Of those, 15 government bodies had misspent or misappropriated in excess of $10,000 each, based on reports issued in 2017.

The highest was $338,585 in Tippecanoe County, based on a special investigation of the clerk’s records from 2005 to 2014 but released in January 2017.

Generally, cash receipts were not deposited properly in Tippecanoe County, the report found. For example, from 2005 to 2009, a former office manager’s records had a difference between deposit records and cash receipts of $156,747. Overall, the office manager was requested to reimburse the county for $299,588.

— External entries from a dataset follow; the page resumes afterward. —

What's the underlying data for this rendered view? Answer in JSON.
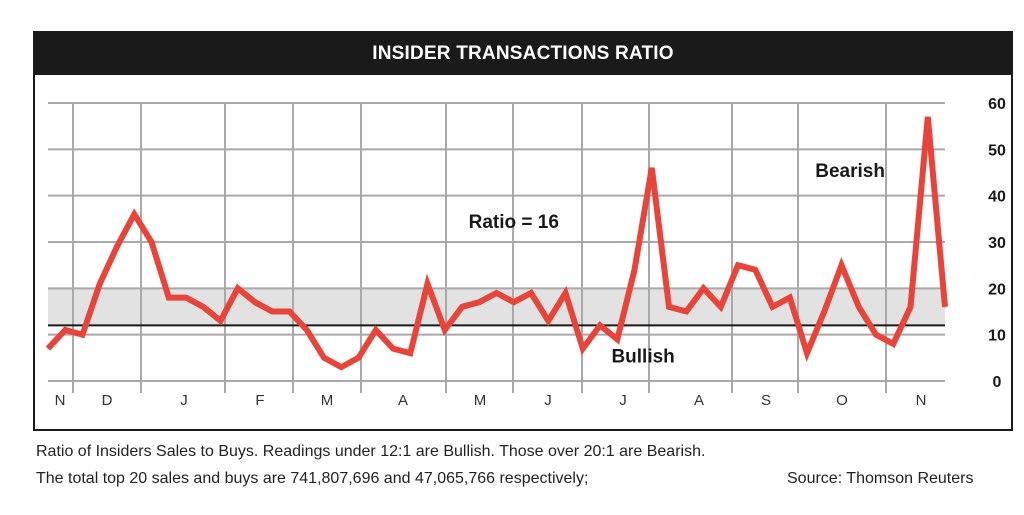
{
  "chart_data": {
    "type": "line",
    "title": "INSIDER TRANSACTIONS RATIO",
    "xlabel": "",
    "ylabel": "",
    "ylim": [
      0,
      60
    ],
    "yticks": [
      0,
      10,
      20,
      30,
      40,
      50,
      60
    ],
    "month_labels": [
      "N",
      "D",
      "J",
      "F",
      "M",
      "A",
      "M",
      "J",
      "J",
      "A",
      "S",
      "O",
      "N"
    ],
    "grid": true,
    "bands": [
      {
        "from": 12,
        "to": 20,
        "color": "#e2e2e2"
      }
    ],
    "reference_lines": [
      {
        "value": 12,
        "color": "#1a1a1a"
      }
    ],
    "series": [
      {
        "color": "#e8443a",
        "values": [
          7,
          11,
          10,
          21,
          29,
          36,
          30,
          18,
          18,
          16,
          13,
          20,
          17,
          15,
          15,
          11,
          5,
          3,
          5,
          11,
          7,
          6,
          21,
          11,
          16,
          17,
          19,
          17,
          19,
          13,
          19,
          7,
          12,
          9,
          24,
          46,
          16,
          15,
          20,
          16,
          25,
          24,
          16,
          18,
          6,
          15,
          25,
          16,
          10,
          8,
          16,
          57,
          16
        ]
      }
    ],
    "annotations": [
      {
        "text": "Ratio = 16",
        "x": 27,
        "y": 33
      },
      {
        "text": "Bearish",
        "x": 46.5,
        "y": 44
      },
      {
        "text": "Bullish",
        "x": 34.5,
        "y": 4
      }
    ]
  },
  "caption": {
    "line1": "Ratio of Insiders Sales to Buys. Readings under 12:1 are Bullish. Those over 20:1 are Bearish.",
    "line2": "The total top 20 sales and buys are 741,807,696 and 47,065,766 respectively;",
    "source": "Source: Thomson Reuters"
  }
}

In another case, the Washington Township Trustee’s office in Clark County misspent $18,690 including the payment of personal utility bills of $3,241 for former trustee Tyler York. Also, there was $1,354 reported in equipment missing from the office and no supporting documentation for expenditures of $6,084.

The State Board of Accounts, which has hired 108 new field examiners since 2014 but has lost 53 to retirement and seven to departures, acknowledged that some examinations are overdue. The agency’s goal is to have a full staff of 260.

“We do recognize that the elimination of the past due examinations is extremely important,” State Examiner Paul D. Joyce reported to the Indiana General Assembly’s Legislative Council, Audit and Financing Reporting Committee.

“We recognize that local governments need their audits and examinations performed timely for the information to be relevant and useful. However, we can’t overlook the need to perform a quality audit or examination. With the limited resources that we have had, we made a decision as a board never to sacrifice quality for timeliness,” Joyce added.

The board of accounts’ audit reports are given to the Indiana Attorney General’s office in seeking civil collections and to county prosecutors for criminal activity.

The board of accounts examines finances of all Indiana government agencies including non-profits that receive state funds. Last year, the board issued 2,250 reports on government bodies.

In other areas it monitors, the board found two situations involving hospital foundations.

In 2016, Floyd County sold its hospital for $161 million; the county donated $50 million to the community foundation as an endowment, which is allowed under state law. However, there is no Indiana statutory requirement for public reporting of the endowment other than when donations are made or if disbursements exceed 50 percent of the foundation’s total expenditures.

Similarly, Porter County sold its hospital in 2016 and transferred $157 million to a non-profit institution.

The State Board of Accounts asked the legislative panel on Monday for guidance in addressing hospital sales, among other concerns, to promote transparency in government.